Workers Memorial Day 2013 - Twenty-first Anniversary
Workplace health and safety campaigners, trade unionists, accident victims and the families of those killed in workplace accidents will gather in North East London this Friday (26 April) to mark the twenty-first annual Workers Memorial Day and “Mourn for the dead, but fight for the living”.
Since 1992, the Workers Memorial Day campaign has sought to pay tribute to lost lives and raise awareness of the hundreds of avoidable fatalities and serious injuries at workplaces each year.
In the year the commemorative event comes of age, campaigners will accuse the government of turning the clock back over 100 years on safety laws and putting lives at risk with its amendment to the Enterprise & Regulatory Reform Bill (ERRB).
They say that the vote by the House of Lords on Monday (22 April) to repeal the law which was established in 1898 and which made employers automatically liable to pay compensation to injured workers or bereaved families for breaches of health and safety regulations will reverse the decline in deaths and major injuries in the UK.
By removing strict liability for health and safety, the amendment means that the burden of proving what went wrong will now fall on the injured worker or the family of someone killed, rather than the employer. They will have to prove what the employer knew or ought to have known if they are to recover compensation.
20,000 dying prematurely - the majority are avoidable deaths
Anna Konzon, a senior solicitor from Thompsons, will speak at Friday’s event in Waltham Forest to mark Workers Memorial Day. She said:
“This week, the coalition government has made it much harder, if not impossible, for injured workers and bereaved families to bring claims against employers, even if safety corners have been cut. This is a green light to employers to sidestep regulations specifically created to protect the health and safety of workers.

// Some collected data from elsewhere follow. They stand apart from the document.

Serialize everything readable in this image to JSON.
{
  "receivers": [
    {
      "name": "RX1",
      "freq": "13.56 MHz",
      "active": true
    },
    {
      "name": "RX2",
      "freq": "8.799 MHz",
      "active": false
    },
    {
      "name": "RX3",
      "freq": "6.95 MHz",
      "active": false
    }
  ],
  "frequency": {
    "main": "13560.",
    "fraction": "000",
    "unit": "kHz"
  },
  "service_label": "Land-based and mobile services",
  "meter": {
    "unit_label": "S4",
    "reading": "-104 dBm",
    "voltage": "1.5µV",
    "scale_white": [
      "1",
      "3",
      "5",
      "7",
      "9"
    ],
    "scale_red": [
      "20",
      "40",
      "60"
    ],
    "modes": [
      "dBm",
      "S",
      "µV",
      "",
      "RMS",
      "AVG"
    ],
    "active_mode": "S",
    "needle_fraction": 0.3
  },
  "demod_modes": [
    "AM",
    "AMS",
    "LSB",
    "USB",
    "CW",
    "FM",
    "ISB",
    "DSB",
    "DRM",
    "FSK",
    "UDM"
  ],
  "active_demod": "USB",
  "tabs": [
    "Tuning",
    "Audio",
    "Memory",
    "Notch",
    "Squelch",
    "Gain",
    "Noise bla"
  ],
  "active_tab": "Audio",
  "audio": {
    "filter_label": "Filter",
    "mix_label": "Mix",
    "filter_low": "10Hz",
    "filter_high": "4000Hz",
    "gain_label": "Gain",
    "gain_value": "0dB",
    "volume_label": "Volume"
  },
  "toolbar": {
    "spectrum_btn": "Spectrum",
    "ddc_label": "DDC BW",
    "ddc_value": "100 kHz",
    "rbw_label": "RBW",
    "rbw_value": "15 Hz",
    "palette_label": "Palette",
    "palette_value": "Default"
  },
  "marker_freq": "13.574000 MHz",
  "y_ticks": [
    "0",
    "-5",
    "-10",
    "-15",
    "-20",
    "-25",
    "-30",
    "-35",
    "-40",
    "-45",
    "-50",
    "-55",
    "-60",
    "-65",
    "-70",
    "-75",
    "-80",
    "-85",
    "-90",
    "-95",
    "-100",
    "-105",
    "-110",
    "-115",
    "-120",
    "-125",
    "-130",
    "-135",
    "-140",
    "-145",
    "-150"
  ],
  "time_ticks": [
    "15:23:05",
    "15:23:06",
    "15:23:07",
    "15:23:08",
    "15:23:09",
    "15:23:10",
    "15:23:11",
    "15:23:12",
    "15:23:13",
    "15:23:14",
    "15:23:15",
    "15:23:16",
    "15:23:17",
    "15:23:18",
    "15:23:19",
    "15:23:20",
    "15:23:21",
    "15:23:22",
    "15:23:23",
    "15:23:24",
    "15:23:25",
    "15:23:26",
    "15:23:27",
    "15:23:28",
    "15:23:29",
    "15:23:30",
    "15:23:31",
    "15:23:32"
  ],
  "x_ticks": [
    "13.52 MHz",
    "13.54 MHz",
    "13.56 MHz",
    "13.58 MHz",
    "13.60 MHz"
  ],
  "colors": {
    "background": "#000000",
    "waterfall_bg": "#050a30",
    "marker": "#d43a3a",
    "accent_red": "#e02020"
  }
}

“Britain is one of the safest places to work in Europe thanks to a progressive and proactive approach to limiting workplace risk that had been in place since 1898. That is something which should have been championed, not destroyed. Health and safety rules which allow workers to return home safely after a day’s work should be high on the agenda, not just on Workers Memorial Day but every day,” concluded Anna.
According to figures from the TUC, in the UK alone 173 people die every year at work as a direct result of employers breaching health and safety regulations, with a further 20,000 dying prematurely following an injury sustained at work. The majority of these are not tragic accidents, but are avoidable deaths - the result of an employer not making safety a priority.